Innovative UWisconsin program offers new hope for students born with the shame of having a penishttps://t.co/lPkWmLMdmI
— David Burge (@iowahawkblog) January 4, 2017
What is "masculinity"?
If you're lucky enough to be a self-identified male student at Madison, you can explore the topic in a 6-week program. Only "men-identified students" can participate. No women allowed.
From the UW-Madison website:
A new program at the University of Wisconsin-Madison aims to explore masculinity and the problems accompanied by simplified definitions of it.These poor mixed-up men-identified people are struggling. There's "no code or guidebook of how you're supposed to be a man." They need "security in vulnerability" as they discover how to live as men.
The UW Men’s Project is a six-week program open only to men-identified students that kicks off with an overnight retreat where the group or groups will talk about what “masculinity” means to them.
“A key element of the program is intersectionality. There isn’t just one masculinity, there are many,” says Sam Johnson, a violence prevention specialist at University Health Services (UHS), one of the campus offices organizing the program. She explained that other components of one’s identity—including religion, sexual orientation, and race—all contribute to individual perceptions and experiences of masculinity.
...“There is no code or guidebook of how you’re supposed to be a man,” Johnson says. By encouraging that kind of dialogue among a men-identified cohort, the goal is to create a sense of security in vulnerability throughout the six-week program.
I'm not surprised some have a problem with understanding what it means to be a man. The fact that a term like "men-identified students" is applied has something to do with it.
If I were a man, and a "guidebook of how you're supposed to be a man" existed, I would ignore it.
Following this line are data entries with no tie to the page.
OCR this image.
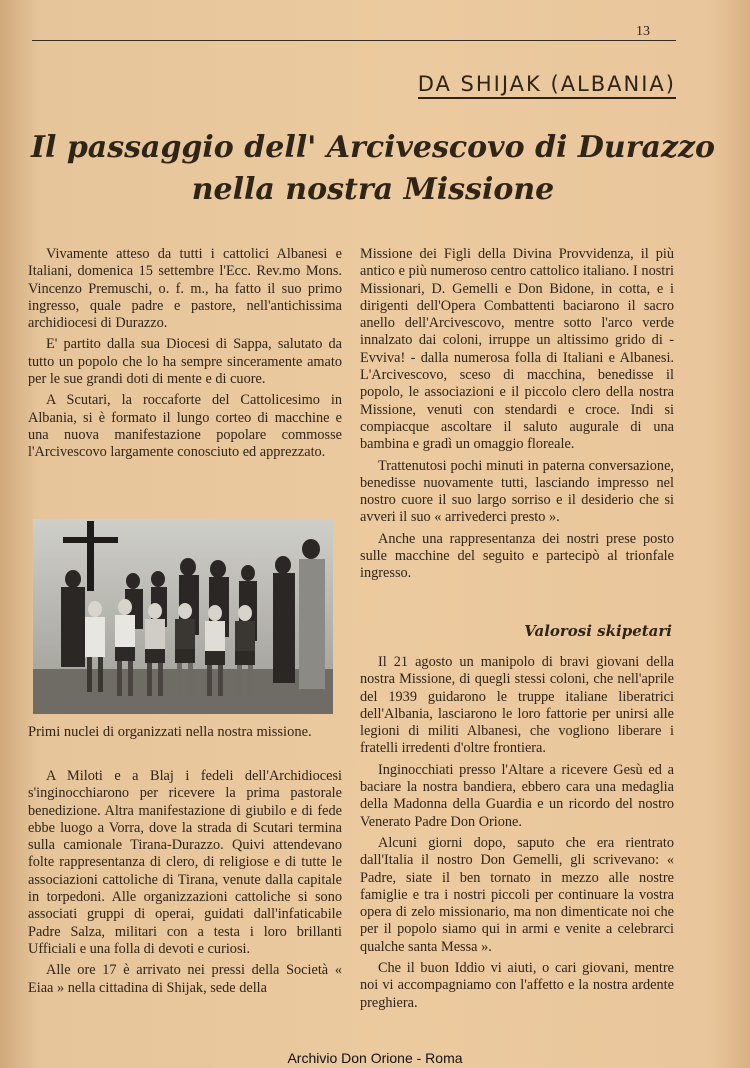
13
DA SHIJAK (ALBANIA)
Il passaggio dell' Arcivescovo di Durazzo
nella nostra Missione

Vivamente atteso da tutti i cattolici Albanesi e Italiani, domenica 15 settembre l'Ecc. Rev.mo Mons. Vincenzo Premuschi, o. f. m., ha fatto il suo primo ingresso, quale padre e pastore, nell'antichissima archidiocesi di Durazzo.

E' partito dalla sua Diocesi di Sappa, salutato da tutto un popolo che lo ha sempre sinceramente amato per le sue grandi doti di mente e di cuore.

A Scutari, la roccaforte del Cattolicesimo in Albania, si è formato il lungo corteo di macchine e una nuova manifestazione popolare commosse l'Arcivescovo largamente conosciuto ed apprezzato.

Primi nuclei di organizzati nella nostra missione.

A Miloti e a Blaj i fedeli dell'Archidiocesi s'inginocchiarono per ricevere la prima pastorale benedizione. Altra manifestazione di giubilo e di fede ebbe luogo a Vorra, dove la strada di Scutari termina sulla camionale Tirana-Durazzo. Quivi attendevano folte rappresentanza di clero, di religiose e di tutte le associazioni cattoliche di Tirana, venute dalla capitale in torpedoni. Alle organizzazioni cattoliche si sono associati gruppi di operai, guidati dall'infaticabile Padre Salza, militari con a testa i loro brillanti Ufficiali e una folla di devoti e curiosi.

Alle ore 17 è arrivato nei pressi della Società « Eiaa » nella cittadina di Shijak, sede della

Missione dei Figli della Divina Provvidenza, il più antico e più numeroso centro cattolico italiano. I nostri Missionari, D. Gemelli e Don Bidone, in cotta, e i dirigenti dell'Opera Combattenti baciarono il sacro anello dell'Arcivescovo, mentre sotto l'arco verde innalzato dai coloni, irruppe un altissimo grido di - Evviva! - dalla numerosa folla di Italiani e Albanesi. L'Arcivescovo, sceso di macchina, benedisse il popolo, le associazioni e il piccolo clero della nostra Missione, venuti con stendardi e croce. Indi si compiacque ascoltare il saluto augurale di una bambina e gradì un omaggio floreale.

Trattenutosi pochi minuti in paterna conversazione, benedisse nuovamente tutti, lasciando impresso nel nostro cuore il suo largo sorriso e il desiderio che si avveri il suo « arrivederci presto ».

Anche una rappresentanza dei nostri prese posto sulle macchine del seguito e partecipò al trionfale ingresso.

Valorosi skipetari

Il 21 agosto un manipolo di bravi giovani della nostra Missione, di quegli stessi coloni, che nell'aprile del 1939 guidarono le truppe italiane liberatrici dell'Albania, lasciarono le loro fattorie per unirsi alle legioni di militi Albanesi, che vogliono liberare i fratelli irredenti d'oltre frontiera.

Inginocchiati presso l'Altare a ricevere Gesù ed a baciare la nostra bandiera, ebbero cara una medaglia della Madonna della Guardia e un ricordo del nostro Venerato Padre Don Orione.

Alcuni giorni dopo, saputo che era rientrato dall'Italia il nostro Don Gemelli, gli scrivevano: « Padre, siate il ben tornato in mezzo alle nostre famiglie e tra i nostri piccoli per continuare la vostra opera di zelo missionario, ma non dimenticate noi che per il popolo siamo qui in armi e venite a celebrarci qualche santa Messa ».

Che il buon Iddio vi aiuti, o cari giovani, mentre noi vi accompagniamo con l'affetto e la nostra ardente preghiera.

Archivio Don Orione - Roma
Define yourself. Be a man!
Johnson said one goal for the Men’s Project is to ultimately prevent future violence by teaching participants to recognize warning signs of unhealthy interactions. The program will also give insights to facilitators and staff about perceptions of masculinity and how they impact the student experience, including gender-based violence on campus, alcohol, vulnerability, media sexuality, and relationships.So, men are violent and users of drugs and alcohol.
“We know that men are underrepresented on campus when it comes to campus leadership roles and getting needed medical and mental health services,” Johnson says. “They’re also overrepresented in acts of violence and use of drugs and alcohol. With this program, we want to find out why this is and how we can change that culture campus-wide to encourage healthier expressions of masculinities.”
The program operates on a transformative model of social justice allyship. First, facilitators ask students to consider how the students’ opinions about masculinity affect their own perceptions every day. Second, they consider how those opinions affect the people around them. Finally, the program examines how those perceptions affect the whole campus community, and that’s where facilitators and the Men’s Project program coordinators from the UW Division of Student Life, UHS End Violence On Campus, and UW Housing hope to learn the most from the experience.
The program will use a "transformative model of social justice allyship" to examine that.
It appears that current social and cultural views of masculinity are broken, leading to a bunch of messed up men.
Serious problems here.
No doubt, it will be difficult for the "men-identified students" to confront their status as men. It will likely be painful.
Participants need to remember: BIG BOYS DON'T CRY.
But, big boys do cry. Is that why the program is necessary?
It's so confusing.
From The College Fix:
Participants will begin the project with a weekend retreat in February and continue meeting weekly, discussing topics such as media and pop culture, vulnerability, sexuality, hook-up culture, alcohol, relationships and violence.Self-identified male students have needs not being addressed by college campuses. Blame the "typical understandings of masculinity."
The program is now in its second year and was most recently offered in fall 2016, according to its Facebook page.
In an email to The College Fix, the University of Wisconsin-Madison director of news and media relations Meredith McGlone said the project serves an important purpose.
“Recent research suggests college campuses have not effectively addressed [male students’] needs,” she stated. “Research also indicates that expectations around masculinity impact the way in which men experience college.”
McGlone suggested typical understandings of masculinity can effect male students in a negative way.
“These expectations influence the decisions men make about friendships; spending time outside of class; careers or academic majors; and sexual and romantic relationships. Men are socialized to believe they need to act a certain way to be accepted as ‘masculine’ or have what it takes to be a man,” she told The Fix.
It sounds like the goal is to strip men of their male identities and create more androgynous beings. Be more like women. That will fix them.